I lift only my eyes to look at them. “Why?”

“You know why.”

“Then say it.” I push for no other reason than to add to my emotional turmoil.

“Because we love you, and you know it. You’ve always known it. And we want you to come home.”

“I don’t have a home. I don’t have anything.” My lip quivers.

“That’s not true. You have us. We can help you through it. Don’t turn us away.”

My pride doesn’t want to give in. They still work for the man who destroyed my life and took everything from me.

But my loneliness, my despair, is screaming at me to collapse into their arms and fall apart. Allow them to help me to heal.

“C’mon, Jenn, you know this is right. You know we’re meant to be together.” Shane sidles up next to me. The heat of his body inviting me back to that safe, secure place. “I know it’s hard. You feel lost and betrayed, but we would never do anything to intentionally hurt you.We know you know that.And we know you know our feelings are real.”

“I do know it,” I reluctantly admit, hiding my face in my hood. “But that doesn’t make the situation any easier.”

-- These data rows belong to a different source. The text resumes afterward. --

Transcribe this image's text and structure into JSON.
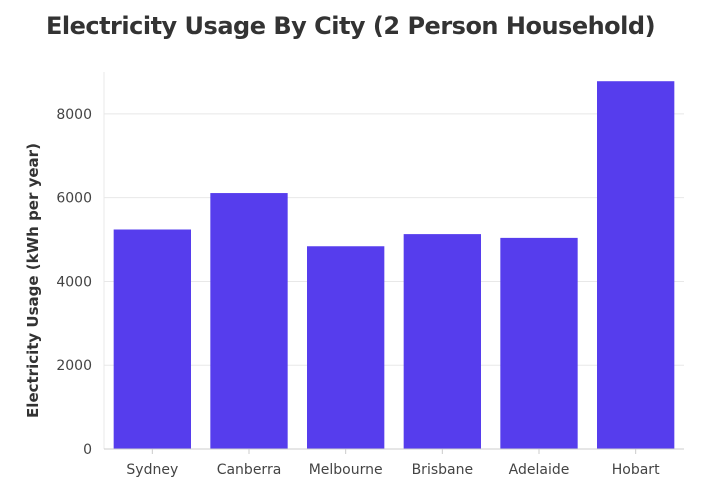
{
  "chart_data": {
    "type": "bar",
    "title": "Electricity Usage By City (2 Person Household)",
    "xlabel": "",
    "ylabel": "Electricity Usage (kWh per year)",
    "categories": [
      "Sydney",
      "Canberra",
      "Melbourne",
      "Brisbane",
      "Adelaide",
      "Hobart"
    ],
    "values": [
      5240,
      6110,
      4840,
      5130,
      5040,
      8780
    ],
    "ylim": [
      0,
      9000
    ],
    "yticks": [
      0,
      2000,
      4000,
      6000,
      8000
    ],
    "ytick_labels": [
      "0",
      "2000",
      "4000",
      "6000",
      "8000"
    ],
    "grid": true,
    "colors": {
      "bar": "#563ded",
      "grid": "#e8e8e8",
      "axis": "#cccccc"
    }
  }
}
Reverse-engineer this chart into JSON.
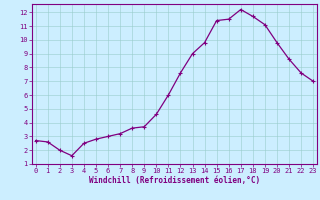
{
  "x": [
    0,
    1,
    2,
    3,
    4,
    5,
    6,
    7,
    8,
    9,
    10,
    11,
    12,
    13,
    14,
    15,
    16,
    17,
    18,
    19,
    20,
    21,
    22,
    23
  ],
  "y": [
    2.7,
    2.6,
    2.0,
    1.6,
    2.5,
    2.8,
    3.0,
    3.2,
    3.6,
    3.7,
    4.6,
    6.0,
    7.6,
    9.0,
    9.8,
    11.4,
    11.5,
    12.2,
    11.7,
    11.1,
    9.8,
    8.6,
    7.6,
    7.0
  ],
  "xlabel": "Windchill (Refroidissement éolien,°C)",
  "xlim_left": -0.3,
  "xlim_right": 23.3,
  "ylim_bottom": 1.0,
  "ylim_top": 12.6,
  "yticks": [
    1,
    2,
    3,
    4,
    5,
    6,
    7,
    8,
    9,
    10,
    11,
    12
  ],
  "xticks": [
    0,
    1,
    2,
    3,
    4,
    5,
    6,
    7,
    8,
    9,
    10,
    11,
    12,
    13,
    14,
    15,
    16,
    17,
    18,
    19,
    20,
    21,
    22,
    23
  ],
  "line_color": "#800080",
  "marker": "+",
  "bg_color": "#cceeff",
  "grid_color": "#99cccc",
  "spine_color": "#800080",
  "tick_fontsize": 5.0,
  "xlabel_fontsize": 5.5,
  "linewidth": 0.9,
  "markersize": 2.5,
  "markeredgewidth": 0.8
}
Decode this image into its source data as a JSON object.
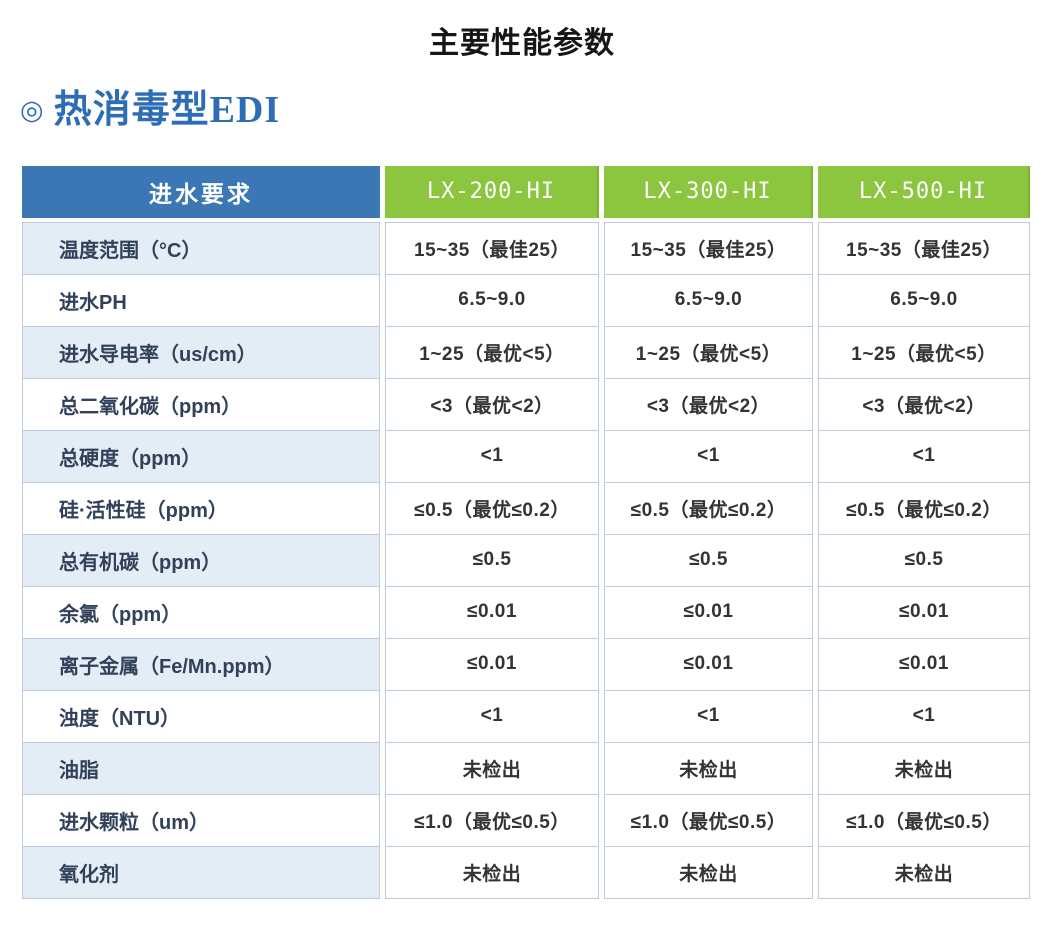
{
  "title": "主要性能参数",
  "section": {
    "bullet": "◎",
    "heading": "热消毒型EDI"
  },
  "table": {
    "header": {
      "param_label": "进水要求",
      "models": [
        "LX-200-HI",
        "LX-300-HI",
        "LX-500-HI"
      ]
    },
    "rows": [
      {
        "label": "温度范围（°C）",
        "values": [
          "15~35（最佳25）",
          "15~35（最佳25）",
          "15~35（最佳25）"
        ]
      },
      {
        "label": "进水PH",
        "values": [
          "6.5~9.0",
          "6.5~9.0",
          "6.5~9.0"
        ]
      },
      {
        "label": "进水导电率（us/cm）",
        "values": [
          "1~25（最优<5）",
          "1~25（最优<5）",
          "1~25（最优<5）"
        ]
      },
      {
        "label": "总二氧化碳（ppm）",
        "values": [
          "<3（最优<2）",
          "<3（最优<2）",
          "<3（最优<2）"
        ]
      },
      {
        "label": "总硬度（ppm）",
        "values": [
          "<1",
          "<1",
          "<1"
        ]
      },
      {
        "label": "硅·活性硅（ppm）",
        "values": [
          "≤0.5（最优≤0.2）",
          "≤0.5（最优≤0.2）",
          "≤0.5（最优≤0.2）"
        ]
      },
      {
        "label": "总有机碳（ppm）",
        "values": [
          "≤0.5",
          "≤0.5",
          "≤0.5"
        ]
      },
      {
        "label": "余氯（ppm）",
        "values": [
          "≤0.01",
          "≤0.01",
          "≤0.01"
        ]
      },
      {
        "label": "离子金属（Fe/Mn.ppm）",
        "values": [
          "≤0.01",
          "≤0.01",
          "≤0.01"
        ]
      },
      {
        "label": "浊度（NTU）",
        "values": [
          "<1",
          "<1",
          "<1"
        ]
      },
      {
        "label": "油脂",
        "values": [
          "未检出",
          "未检出",
          "未检出"
        ]
      },
      {
        "label": "进水颗粒（um）",
        "values": [
          "≤1.0（最优≤0.5）",
          "≤1.0（最优≤0.5）",
          "≤1.0（最优≤0.5）"
        ]
      },
      {
        "label": "氧化剂",
        "values": [
          "未检出",
          "未检出",
          "未检出"
        ]
      }
    ]
  },
  "colors": {
    "header_param_bg": "#3a77b4",
    "header_model_bg": "#8cc63f",
    "header_model_edge": "#7ab52e",
    "row_label_alt_bg": "#e4ecf6",
    "border": "#bccbdd",
    "section_heading": "#2d6db6",
    "label_text": "#31415a",
    "value_text": "#333333"
  }
}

“Maybe not, but it makes it worth fighting for. And you’re a fighter.” Shane lifts my chin. “And strong and loyal and determined. We need a woman like that to love us.”

God, do they know what to say and how to say it.

“I don’t feel very strong at the moment.” My voice is small.

Shane scans over my weathered expression warmly. “The good thing about moments like these? They pass. Come home. Let us love you.”